Ministerpräsident Fredrik Reinfeldt präsentierte sich denn bei der Vorstellung der Präsidentschaftspläne vor dem heimischen Parlament und in Brüssel auch weniger als leidenschaftlicher Visionär denn als Mann der ruhigen Hand.

Vor allem die Folgen der Finanz- und Wirtschaftskrise und der im Dezember in Kopenhagen anstehende Weltklima-Gipfel dürften die zweite schwedische Ratspräsidentschaft seit dem EU-Beitritt 1995 prägen. Vom konservativen Skandinavier Reinfeldt erwarten die maßgeblichen EU- Länder dabei ein Kontrastprogramm zu den höchst unerwünschten Aufregungen der jetzt zu Ende gehenden tschechischen Präsidentschaft mit plötzlichem Regierungswechsel, einem höchst EU-skeptischen Präsidenten Vaclav Klaus und teils bizarrer Kritik an den USA aus Prag.

«Wir sind jetzt wesentlich erfahrener als bei der ersten Präsidentschaft 2001», meint Reinfeldt über die Voraussetzungen in Stockholm. Beim ersten Anlauf vor acht Jahren hatten Randalierer bei schweren Krawallen rund um den Göteborger EU-Gipfel nicht nur Teile des Stadtzentrums, sondern auch die Hoffnungen auf eine erfolgreiche Präsidentschaft zu Bruch geschlagen.

Mehr als gewaltbereite Demonstranten muss Reinfeldt vom 1. Juli an äußere Kriseneinflüsse fürchten. Bei der Bekämpfung der Finanz- und Wirtschaftskrise trete man nun in die «zweite Phase» mit der Konsolidierung der Staatshaushalte ein. Die Schweden setzen dabei auf eiserne Spardisziplin und halten wenig von expansiven Ausgabenstrategien, wie sie Frankreichs Präsident Nicolas Sarkozy anpeilt.

Uneingeschränkt offensiv will Reinfeldt die EU-Länder auf einen Erfolg der Kopenhagener Klimakonferenz einschwören: «Die Wirtschaftskrise darf uns nicht bremsen. Der Klimawandel vollzieht sich schneller und massiver als früher angenommen.» Er will als Ratspräsident seine Kollegen im Dezember möglicherweise kurzfristig an die Hand nehmen, um bei Bedarf mit einem «Überraschungsbesuch» der europäischen Politikerspitze in Dänemarks Hauptstadt Druck zu machen.

Keinen Hehl macht Reinfeldt daraus, dass sein Land auch nach dem Sieg von ausgeprägten Euroskeptikern bei der Europawahl uneingeschränkt für die Fortsetzung der Erweiterung - einschließlich der Türkei - ist. Man sehe durchaus «kritische Stimmen aus einer stark gestressten EU», meint Reinfeldt.

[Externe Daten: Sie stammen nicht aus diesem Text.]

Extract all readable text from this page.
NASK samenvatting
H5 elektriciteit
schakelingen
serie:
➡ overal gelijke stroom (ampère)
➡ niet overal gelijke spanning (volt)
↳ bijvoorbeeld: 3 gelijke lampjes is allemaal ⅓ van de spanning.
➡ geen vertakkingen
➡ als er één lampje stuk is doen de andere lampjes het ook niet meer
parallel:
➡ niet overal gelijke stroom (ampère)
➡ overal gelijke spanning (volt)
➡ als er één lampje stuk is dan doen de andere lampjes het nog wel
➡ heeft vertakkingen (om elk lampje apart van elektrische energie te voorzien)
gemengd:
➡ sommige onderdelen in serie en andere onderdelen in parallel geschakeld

Er werde diesen Stimmen zuhören, aber dennoch alles daran setzen, die Beitrittsverhandlungen mit der Türkei voranzubringen.

«Zuhören» will der stets unaufgeregt wirkende Stockholmer Ministerpräsident auch den Kritikern seines Programms für deutlich besser abgestimmte Asylregeln in der EU. Schweden gehört zu den Ländern in der Union mit den liberalsten Zuwanderungs- und Asylgesetzen. Reinfeldt bekennt sich als Konservativer dazu, dass Schweden «ein multikulturelles Land ist». Wie er das mit den gegen Zuwanderer gerichteten Bürgerwehren seines italienischen Kollegen Silvio Berlusconi unter einen Hut bringen will? «Zuhören» eben.

Etwas erleichtert wurde Reinfeldts Arbeit durch die Einigung beim jüngsten Brüsseler Gipfel auf eine zweite Volksabstimmung in Irland im Herbst zum Lissabonner Reformvertrag. Welche neue Krisen daraus noch erwachsen können, weiß der Stockholmer Regierungschef aber genauso wenig wie andere. Als Krisenmanager hat er hier und für alle möglichen anderen Fälle seinen erfahrenen und ehrgeizigen Außenminister Carl Bildt, dem die schwedische Präsidentschaft wieder eine große internationale Bühne bietet.